Skip to next paragraphAs a boy, he was an uneasy soul who walked in his sleep, a poor student who daydreamed rather than studied until he dropped out of school at the age of 12.
When he became a man - and later a celebrity - he was still wild and disreputable, so much so that when he asked his friends (and these were his friends, mind you) to recommend him to his fiancée's parents, most suggested they grab their daughter and run.
Yet he was also a man of immense sensitivity, whose youthful feelings and impressions both haunted and sustained him throughout his lifetime. He became an adoring husband and so tender a father that when his eldest daughter went to college he longed to deliver her laundry just so he could be near her.

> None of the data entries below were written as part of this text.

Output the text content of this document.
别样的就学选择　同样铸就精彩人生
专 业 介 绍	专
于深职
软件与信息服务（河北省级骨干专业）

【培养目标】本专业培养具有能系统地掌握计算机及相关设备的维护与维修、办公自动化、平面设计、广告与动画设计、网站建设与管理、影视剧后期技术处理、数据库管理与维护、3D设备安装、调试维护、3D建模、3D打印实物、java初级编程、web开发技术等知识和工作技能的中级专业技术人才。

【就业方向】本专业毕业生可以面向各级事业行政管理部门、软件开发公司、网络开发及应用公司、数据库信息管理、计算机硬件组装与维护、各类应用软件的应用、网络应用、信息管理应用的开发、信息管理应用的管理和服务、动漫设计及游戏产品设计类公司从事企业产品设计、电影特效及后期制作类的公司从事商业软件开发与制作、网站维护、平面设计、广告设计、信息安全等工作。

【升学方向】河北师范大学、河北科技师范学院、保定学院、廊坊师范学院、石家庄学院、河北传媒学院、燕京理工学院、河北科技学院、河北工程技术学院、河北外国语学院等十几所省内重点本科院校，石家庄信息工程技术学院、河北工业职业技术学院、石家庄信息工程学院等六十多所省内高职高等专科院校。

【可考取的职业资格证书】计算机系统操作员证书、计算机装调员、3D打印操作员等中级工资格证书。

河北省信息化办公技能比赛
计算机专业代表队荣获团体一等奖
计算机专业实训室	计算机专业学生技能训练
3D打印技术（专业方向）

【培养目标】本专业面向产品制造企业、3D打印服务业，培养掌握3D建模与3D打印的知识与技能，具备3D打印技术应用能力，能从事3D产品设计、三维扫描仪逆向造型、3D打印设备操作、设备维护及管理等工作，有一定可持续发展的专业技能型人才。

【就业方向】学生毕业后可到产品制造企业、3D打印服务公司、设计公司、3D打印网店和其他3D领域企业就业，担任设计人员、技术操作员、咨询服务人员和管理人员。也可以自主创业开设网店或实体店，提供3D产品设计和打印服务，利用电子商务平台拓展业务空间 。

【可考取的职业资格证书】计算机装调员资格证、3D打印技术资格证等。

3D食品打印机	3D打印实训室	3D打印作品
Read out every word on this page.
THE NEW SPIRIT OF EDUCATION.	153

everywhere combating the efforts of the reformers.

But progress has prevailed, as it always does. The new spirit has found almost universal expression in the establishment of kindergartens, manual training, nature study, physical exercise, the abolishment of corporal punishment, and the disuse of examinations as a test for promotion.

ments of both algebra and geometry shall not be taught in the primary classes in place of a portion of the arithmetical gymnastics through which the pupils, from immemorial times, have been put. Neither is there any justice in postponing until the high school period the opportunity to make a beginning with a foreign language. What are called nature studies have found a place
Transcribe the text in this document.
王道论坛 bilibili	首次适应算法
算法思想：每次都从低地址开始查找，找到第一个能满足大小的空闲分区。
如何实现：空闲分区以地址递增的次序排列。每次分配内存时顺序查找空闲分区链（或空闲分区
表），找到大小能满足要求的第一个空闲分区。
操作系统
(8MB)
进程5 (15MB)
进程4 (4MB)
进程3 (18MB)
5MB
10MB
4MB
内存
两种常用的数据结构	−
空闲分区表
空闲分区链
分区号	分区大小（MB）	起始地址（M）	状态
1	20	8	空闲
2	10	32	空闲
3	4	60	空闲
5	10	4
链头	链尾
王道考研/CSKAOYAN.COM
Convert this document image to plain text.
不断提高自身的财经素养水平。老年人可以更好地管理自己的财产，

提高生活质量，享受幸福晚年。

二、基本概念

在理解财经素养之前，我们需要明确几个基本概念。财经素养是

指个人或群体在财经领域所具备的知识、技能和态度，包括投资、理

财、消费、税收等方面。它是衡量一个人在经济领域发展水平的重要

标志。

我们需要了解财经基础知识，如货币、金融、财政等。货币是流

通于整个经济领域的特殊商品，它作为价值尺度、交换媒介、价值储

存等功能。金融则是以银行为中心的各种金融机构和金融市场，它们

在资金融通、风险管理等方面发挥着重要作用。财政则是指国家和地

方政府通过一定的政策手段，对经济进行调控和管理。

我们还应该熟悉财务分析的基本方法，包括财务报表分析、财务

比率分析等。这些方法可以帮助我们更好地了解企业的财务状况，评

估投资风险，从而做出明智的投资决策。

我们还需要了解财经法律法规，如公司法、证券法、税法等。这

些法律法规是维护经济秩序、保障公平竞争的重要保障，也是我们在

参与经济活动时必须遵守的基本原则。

All his passions were larger than life and they shaped his story, for good and for ill.
But most important, he is the man many credit with giving American literature its voice. He is Mark Twain, and thanks to Ron Powers we now have a new biography, Mark Twain: A Life, carefully crafted to help us experience the restless, complex, enormously gifted Samuel Clemens as a living, breathing, three-dimensional being.
Powers has written extensively about Twain in the past (including an earlier book called "Dangerous Water: A Biography of the Boy Who Became Mark Twain.") His gift here, however, is, first, to deliver the writer to us with subtlety and sensitivity, and then to set Twain's life story in the context of the growth of the United States, which was still an infant country full of potential but raw, rough, and unformed in 1835 when Samuel Clemens was born.
Sammy, as he was first known, came to a family that seemed destined to struggle. His father, although a bright and self-educated man, wasted his time and energy on a series of failed business schemes. (It was a pattern to be repeated throughout the lives of Twain's older brother Orion and even Twain himself.)
But despite the family's economic struggles, Twain's boyhood gave him material to feed on for the rest of his days.
He spent his formative years in Hannibal on the banks of the Mississippi and in slave quarters where a slave named Uncle Dan'l (a model for Jim in "Huck Finn") told stories and delighted the young boy with his language and rhetorical skills.
Young Sam, however, never stood still for long - not at any stage of his life.
By the time he was 18 he had already traveled more than 2,000 miles, lived in three major East Coast cities, and worked as a newspaper correspondent.